I have a bunch of documents where some of the documents are a copy of other documents with their text jumbled up and some of the words replaced by their synonyms. Mentioned below is one such example of a sentence:
Article 1 (original) : I caught up with John Snow in town making purchases at Kingslanding Hardware store to repair a broken tractor. Snow has farmed soybeans his entire life, as did his father and their fathers. I asked him about his life on the farm.
Article 2 (duplicate) : I obtained John Snow which in city in purchases make rise of the hardware at Kingslanding to repair a broken motor tractor. Snow have soya broad beans complete life have been treated, such as its father and their fathers. I asked him concerning its life on the agriculture company.

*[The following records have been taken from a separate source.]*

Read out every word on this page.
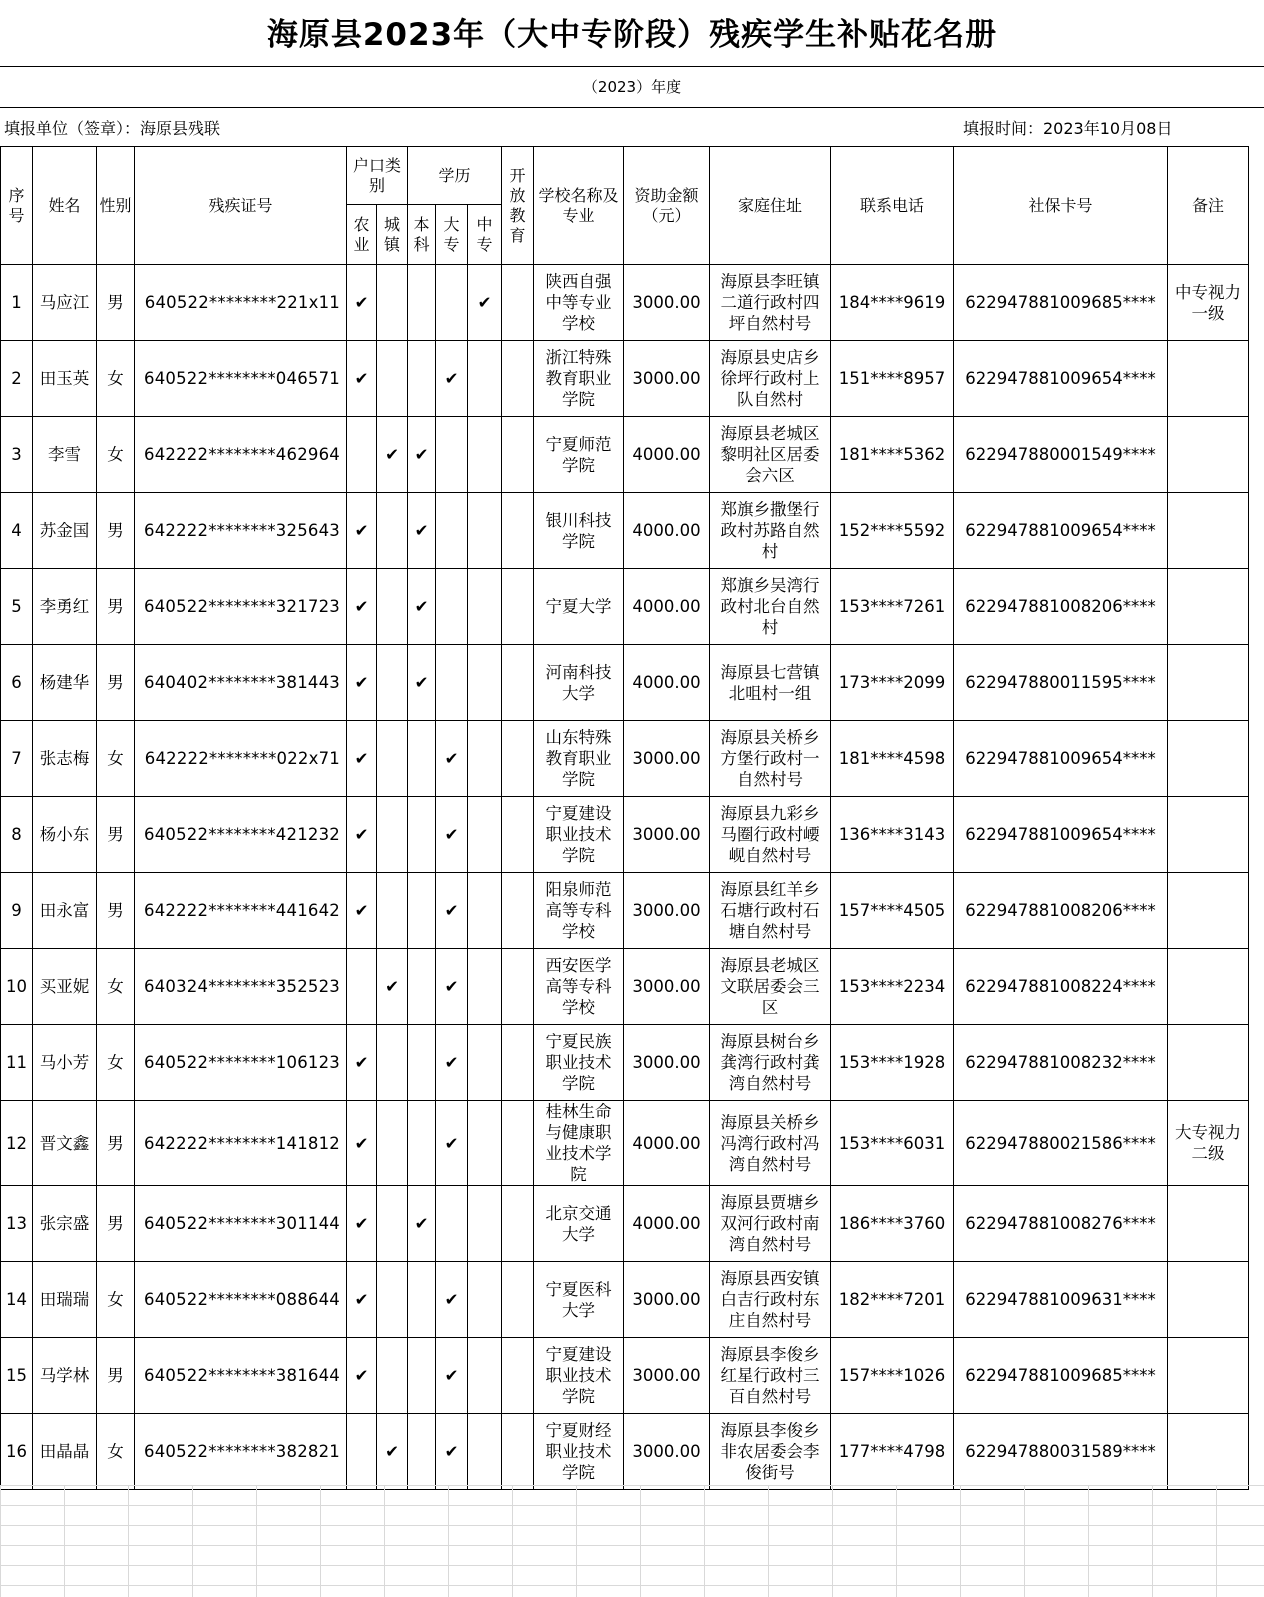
海原县2023年（大中专阶段）残疾学生补贴花名册
（2023）年度
填报单位（签章）：海原县残联	填报时间：2023年10月08日
序号	姓名	性别	残疾证号	户口类别		学历			开放教育	学校名称及专业	资助金额（元）	家庭住址	联系电话	社保卡号	备注
				农业	城镇	本科	大专	中专							
1	马应江	男	640522********221x11	✔				✔		陕西自强中等专业学校	3000.00	海原县李旺镇二道行政村四坪自然村号	184****9619	622947881009685****	中专视力一级
2	田玉英	女	640522********046571	✔			✔			浙江特殊教育职业学院	3000.00	海原县史店乡徐坪行政村上队自然村	151****8957	622947881009654****	
3	李雪	女	642222********462964		✔	✔				宁夏师范学院	4000.00	海原县老城区黎明社区居委会六区	181****5362	622947880001549****	
4	苏金国	男	642222********325643	✔		✔				银川科技学院	4000.00	郑旗乡撒堡行政村苏路自然村	152****5592	622947881009654****	
5	李勇红	男	640522********321723	✔		✔				宁夏大学	4000.00	郑旗乡吴湾行政村北台自然村	153****7261	622947881008206****	
6	杨建华	男	640402********381443	✔		✔				河南科技大学	4000.00	海原县七营镇北咀村一组	173****2099	622947880011595****	
7	张志梅	女	642222********022x71	✔			✔			山东特殊教育职业学院	3000.00	海原县关桥乡方堡行政村一自然村号	181****4598	622947881009654****	
8	杨小东	男	640522********421232	✔			✔			宁夏建设职业技术学院	3000.00	海原县九彩乡马圈行政村崾岘自然村号	136****3143	622947881009654****	
9	田永富	男	642222********441642	✔			✔			阳泉师范高等专科学校	3000.00	海原县红羊乡石塘行政村石塘自然村号	157****4505	622947881008206****	
10	买亚妮	女	640324********352523		✔		✔			西安医学高等专科学校	3000.00	海原县老城区文联居委会三区	153****2234	622947881008224****	
11	马小芳	女	640522********106123	✔			✔			宁夏民族职业技术学院	3000.00	海原县树台乡龚湾行政村龚湾自然村号	153****1928	622947881008232****	
12	晋文鑫	男	642222********141812	✔			✔			桂林生命与健康职业技术学院	4000.00	海原县关桥乡冯湾行政村冯湾自然村号	153****6031	622947880021586****	大专视力二级
13	张宗盛	男	640522********301144	✔		✔				北京交通大学	4000.00	海原县贾塘乡双河行政村南湾自然村号	186****3760	622947881008276****	
14	田瑞瑞	女	640522********088644	✔			✔			宁夏医科大学	3000.00	海原县西安镇白吉行政村东庄自然村号	182****7201	622947881009631****	
15	马学林	男	640522********381644	✔			✔			宁夏建设职业技术学院	3000.00	海原县李俊乡红星行政村三百自然村号	157****1026	622947881009685****	
16	田晶晶	女	640522********382821		✔		✔			宁夏财经职业技术学院	3000.00	海原县李俊乡非农居委会李俊街号	177****4798	622947880031589****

Article 3 (duplicate) : I took for above with John Snow in the city that made purchases in the warehouse of the hardware of Kingslanding to repair an broken tractor. Snow has cultivated the soybeans its whole life, like its father and his parents. I asked to him about its life in the farm.
Article 4 (duplicate) : I caught up with myself compared to John Snow downtown making of the purchases to the kingslanding store of material to repair a broken tractor. Snow cultivated soya its life whole, just as his/her father and their fathers. I questioned it about his life with the farm.
I want to do a document similarity which ends up tagging all these documents in the same group. Any suggestions along with examples or tutorials will be greatly appreciated.